Брайтонский леденец - Грин Грэм. Страница 62

— За городом нас никто не услышит, — сказал он.

По дороге в Писхейвен огни фар стали меркнуть, освещенный ими свежесрезанный меловой откос, казалось колыхался, как свисающая простыня; сверху, ослепляя их, неслись машины.

— Аккумулятор не заряжается, — объяснил Малыш.

У Роз было такое чувство, что он отдалился от нее на тысячу миль… его мысли опережали события, бог весть как далеко они зашли. Он ведь умный, думала она, заранее предусмотрел все, чего она не может постичь: вечные муки, адский огонь… Ее охватил ужас, мысль о боли приводила ее в трепет; то, что они задумали, надвигалось вместе со шквальным дождем, бившим по старому, потрескавшемуся ветровому стеклу. Эта дорога больше никуда не вела. Говорят, что самый страшный грех — отчаяние, такому греху нет прощения. Вдыхая запах бензина, она пыталась внушить себе, что ее охватило отчаяние, тоже смертный грех, но так и не смогла — она не чувствовала отчаяния. Он готов навлечь на себя проклятье, а она готова доказать всем им, что они не могут проклясть его, не прокляв и ее тоже; что сделает он, то сделает и она; она чувствовала, что способна стать соучастницей любого убийства. Какой-то фонарь на мгновение осветил его лицо — хмурое, задумчивое, но совсем еще ребяческое; в душе у нее зашевелилось чувство ответственности за него — нет, она не отпустит его одного в этот мрак.

Начались улицы Писхейвена, они тянулись по направлению к скалам и меловым холмам; кусты боярышника росли вокруг досок с надписью «Сдается внаем»; улицы упирались во мрак, в лужу воды или в морскую траву. Все напоминало последнюю попытку отчаявшихся путешественников покорить новую местность. Но эта местность покорила их самих.

— Мы поедем в отель, выпьем, а потом… — сказал он. — Я знаю подходящее место.
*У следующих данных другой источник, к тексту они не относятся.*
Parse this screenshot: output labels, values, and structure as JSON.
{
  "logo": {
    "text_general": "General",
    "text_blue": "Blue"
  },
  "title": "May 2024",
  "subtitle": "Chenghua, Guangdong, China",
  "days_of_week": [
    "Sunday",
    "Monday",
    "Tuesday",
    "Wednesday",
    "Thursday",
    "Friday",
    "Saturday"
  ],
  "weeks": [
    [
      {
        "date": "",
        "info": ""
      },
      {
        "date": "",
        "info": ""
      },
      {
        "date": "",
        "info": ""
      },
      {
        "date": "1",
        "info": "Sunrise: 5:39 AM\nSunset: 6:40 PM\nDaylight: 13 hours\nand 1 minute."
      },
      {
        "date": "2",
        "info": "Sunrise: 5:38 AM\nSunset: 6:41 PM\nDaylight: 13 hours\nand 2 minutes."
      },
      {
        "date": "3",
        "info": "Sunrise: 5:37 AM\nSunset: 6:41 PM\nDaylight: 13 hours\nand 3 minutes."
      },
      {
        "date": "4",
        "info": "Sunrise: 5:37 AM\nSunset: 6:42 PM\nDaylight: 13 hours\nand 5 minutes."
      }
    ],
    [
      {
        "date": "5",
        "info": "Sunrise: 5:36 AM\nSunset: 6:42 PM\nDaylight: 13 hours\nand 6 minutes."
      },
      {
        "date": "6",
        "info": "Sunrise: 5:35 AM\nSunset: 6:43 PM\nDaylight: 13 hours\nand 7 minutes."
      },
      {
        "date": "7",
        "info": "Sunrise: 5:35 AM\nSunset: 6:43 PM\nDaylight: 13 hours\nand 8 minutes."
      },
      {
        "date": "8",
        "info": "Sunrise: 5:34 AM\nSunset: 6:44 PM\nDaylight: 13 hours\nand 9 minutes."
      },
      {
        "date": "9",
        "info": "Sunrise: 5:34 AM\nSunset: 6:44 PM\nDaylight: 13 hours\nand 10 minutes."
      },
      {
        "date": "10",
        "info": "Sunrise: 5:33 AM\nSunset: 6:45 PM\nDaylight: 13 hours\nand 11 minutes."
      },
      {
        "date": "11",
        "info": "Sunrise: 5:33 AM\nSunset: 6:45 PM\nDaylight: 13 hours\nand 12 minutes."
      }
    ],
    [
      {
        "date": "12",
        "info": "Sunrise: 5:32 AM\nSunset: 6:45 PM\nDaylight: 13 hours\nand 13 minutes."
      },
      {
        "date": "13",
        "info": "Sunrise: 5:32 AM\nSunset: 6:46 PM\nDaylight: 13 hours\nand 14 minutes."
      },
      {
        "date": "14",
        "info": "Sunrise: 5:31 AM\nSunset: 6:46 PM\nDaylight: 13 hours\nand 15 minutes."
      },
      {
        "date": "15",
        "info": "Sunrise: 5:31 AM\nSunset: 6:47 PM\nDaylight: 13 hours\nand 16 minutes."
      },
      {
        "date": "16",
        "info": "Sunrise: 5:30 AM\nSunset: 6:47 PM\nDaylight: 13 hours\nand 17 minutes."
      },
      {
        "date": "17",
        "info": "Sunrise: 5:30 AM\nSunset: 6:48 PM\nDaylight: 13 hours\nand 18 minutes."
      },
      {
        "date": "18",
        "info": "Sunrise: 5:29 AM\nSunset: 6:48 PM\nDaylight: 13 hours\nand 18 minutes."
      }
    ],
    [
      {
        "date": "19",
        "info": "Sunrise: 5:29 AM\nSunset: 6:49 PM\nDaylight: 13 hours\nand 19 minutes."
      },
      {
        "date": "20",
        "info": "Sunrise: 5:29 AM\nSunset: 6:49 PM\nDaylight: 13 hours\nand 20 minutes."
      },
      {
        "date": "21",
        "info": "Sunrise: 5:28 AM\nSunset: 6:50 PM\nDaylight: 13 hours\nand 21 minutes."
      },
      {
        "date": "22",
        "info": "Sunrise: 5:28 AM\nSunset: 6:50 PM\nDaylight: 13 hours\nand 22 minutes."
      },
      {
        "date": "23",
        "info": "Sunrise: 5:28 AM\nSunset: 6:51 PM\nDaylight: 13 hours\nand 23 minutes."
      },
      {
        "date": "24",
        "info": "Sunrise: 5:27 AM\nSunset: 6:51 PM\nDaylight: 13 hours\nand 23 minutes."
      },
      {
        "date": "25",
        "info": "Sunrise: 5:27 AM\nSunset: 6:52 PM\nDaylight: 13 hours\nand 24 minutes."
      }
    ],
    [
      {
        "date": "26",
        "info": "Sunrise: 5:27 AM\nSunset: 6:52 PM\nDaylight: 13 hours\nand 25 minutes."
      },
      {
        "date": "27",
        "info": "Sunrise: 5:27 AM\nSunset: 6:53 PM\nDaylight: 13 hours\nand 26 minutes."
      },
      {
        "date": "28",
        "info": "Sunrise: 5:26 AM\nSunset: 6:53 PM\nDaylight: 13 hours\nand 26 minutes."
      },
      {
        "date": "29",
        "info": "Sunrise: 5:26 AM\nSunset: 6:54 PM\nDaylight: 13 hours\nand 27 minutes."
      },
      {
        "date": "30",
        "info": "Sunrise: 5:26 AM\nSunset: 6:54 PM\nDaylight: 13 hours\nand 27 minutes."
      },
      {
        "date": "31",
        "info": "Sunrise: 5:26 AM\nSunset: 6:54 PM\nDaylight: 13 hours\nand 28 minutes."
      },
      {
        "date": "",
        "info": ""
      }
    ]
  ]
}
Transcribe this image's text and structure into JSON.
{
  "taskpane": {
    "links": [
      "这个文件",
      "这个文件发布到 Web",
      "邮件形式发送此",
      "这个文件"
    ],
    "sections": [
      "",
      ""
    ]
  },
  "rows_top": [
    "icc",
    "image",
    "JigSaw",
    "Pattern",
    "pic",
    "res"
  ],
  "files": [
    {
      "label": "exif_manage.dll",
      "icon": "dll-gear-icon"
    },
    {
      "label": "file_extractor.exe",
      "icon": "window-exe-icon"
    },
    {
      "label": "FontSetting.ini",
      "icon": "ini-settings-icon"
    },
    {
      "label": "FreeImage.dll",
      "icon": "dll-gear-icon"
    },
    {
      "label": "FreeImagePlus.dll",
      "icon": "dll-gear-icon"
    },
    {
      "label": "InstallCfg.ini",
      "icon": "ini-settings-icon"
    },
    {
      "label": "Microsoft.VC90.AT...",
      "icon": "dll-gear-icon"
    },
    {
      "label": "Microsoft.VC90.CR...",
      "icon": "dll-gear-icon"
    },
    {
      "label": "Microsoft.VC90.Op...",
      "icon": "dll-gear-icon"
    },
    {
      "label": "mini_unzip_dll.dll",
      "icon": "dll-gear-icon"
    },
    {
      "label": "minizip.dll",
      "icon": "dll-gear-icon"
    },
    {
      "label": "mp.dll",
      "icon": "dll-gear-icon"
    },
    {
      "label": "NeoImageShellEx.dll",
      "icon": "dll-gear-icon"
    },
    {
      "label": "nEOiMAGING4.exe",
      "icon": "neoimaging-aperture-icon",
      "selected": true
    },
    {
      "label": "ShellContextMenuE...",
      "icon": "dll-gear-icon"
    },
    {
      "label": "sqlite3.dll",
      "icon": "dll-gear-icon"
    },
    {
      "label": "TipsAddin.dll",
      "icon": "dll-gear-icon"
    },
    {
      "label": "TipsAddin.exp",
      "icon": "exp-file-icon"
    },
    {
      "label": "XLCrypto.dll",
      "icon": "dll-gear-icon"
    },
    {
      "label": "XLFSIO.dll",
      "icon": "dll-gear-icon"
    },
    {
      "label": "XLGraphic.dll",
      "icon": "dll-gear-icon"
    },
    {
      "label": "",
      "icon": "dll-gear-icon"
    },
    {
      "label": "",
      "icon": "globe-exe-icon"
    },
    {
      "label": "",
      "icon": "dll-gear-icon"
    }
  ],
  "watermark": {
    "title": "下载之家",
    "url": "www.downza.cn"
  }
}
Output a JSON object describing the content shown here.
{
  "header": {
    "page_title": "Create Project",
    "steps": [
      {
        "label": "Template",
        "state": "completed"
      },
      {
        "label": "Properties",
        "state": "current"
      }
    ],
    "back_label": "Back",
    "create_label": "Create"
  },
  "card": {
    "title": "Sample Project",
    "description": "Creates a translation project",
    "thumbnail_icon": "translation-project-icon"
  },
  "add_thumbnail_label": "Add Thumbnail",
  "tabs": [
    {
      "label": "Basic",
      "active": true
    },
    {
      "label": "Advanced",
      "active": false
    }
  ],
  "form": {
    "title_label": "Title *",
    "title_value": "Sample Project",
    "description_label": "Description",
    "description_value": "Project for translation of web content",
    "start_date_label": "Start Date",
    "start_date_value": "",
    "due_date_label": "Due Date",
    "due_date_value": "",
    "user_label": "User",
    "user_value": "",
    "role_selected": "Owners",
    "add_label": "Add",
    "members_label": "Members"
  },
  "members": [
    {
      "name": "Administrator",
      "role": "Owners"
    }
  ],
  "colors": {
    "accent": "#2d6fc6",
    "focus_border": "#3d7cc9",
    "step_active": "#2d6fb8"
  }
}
Начал накрапывать дождь, он зашуршал по выцветшим красным дверям зала аттракционов, по афише, сообщающей об игре в вист в карточном клубе на будущей неделе и о танцевальном вечере на прошлой. Под дождем они добежали до дверей отеля; в баре не было ни души… только белые мраморные статуэтки, а на зеленом фризе над обшитыми панелями стенами — позолоченные тюдоровские розы и лилии. На столиках с голубым верхом стояли сифоны, а на окнах с витражами средневековые корабли неслись по холодным бурным волнам. Кто-то отбил руки у одной из статуэток… а может быть, она так и была сделана — что-то классическое, задрапированное в белое, символ победы или поражения. Малыш позвонил в звонок, и из общего бара вышел мальчик его возраста, чтобы принять заказ; они были странно похожи, но с каким-то неуловимым отличием — узкие плечи, худые лица; оба ощетинились, как псы, при виде друг друга.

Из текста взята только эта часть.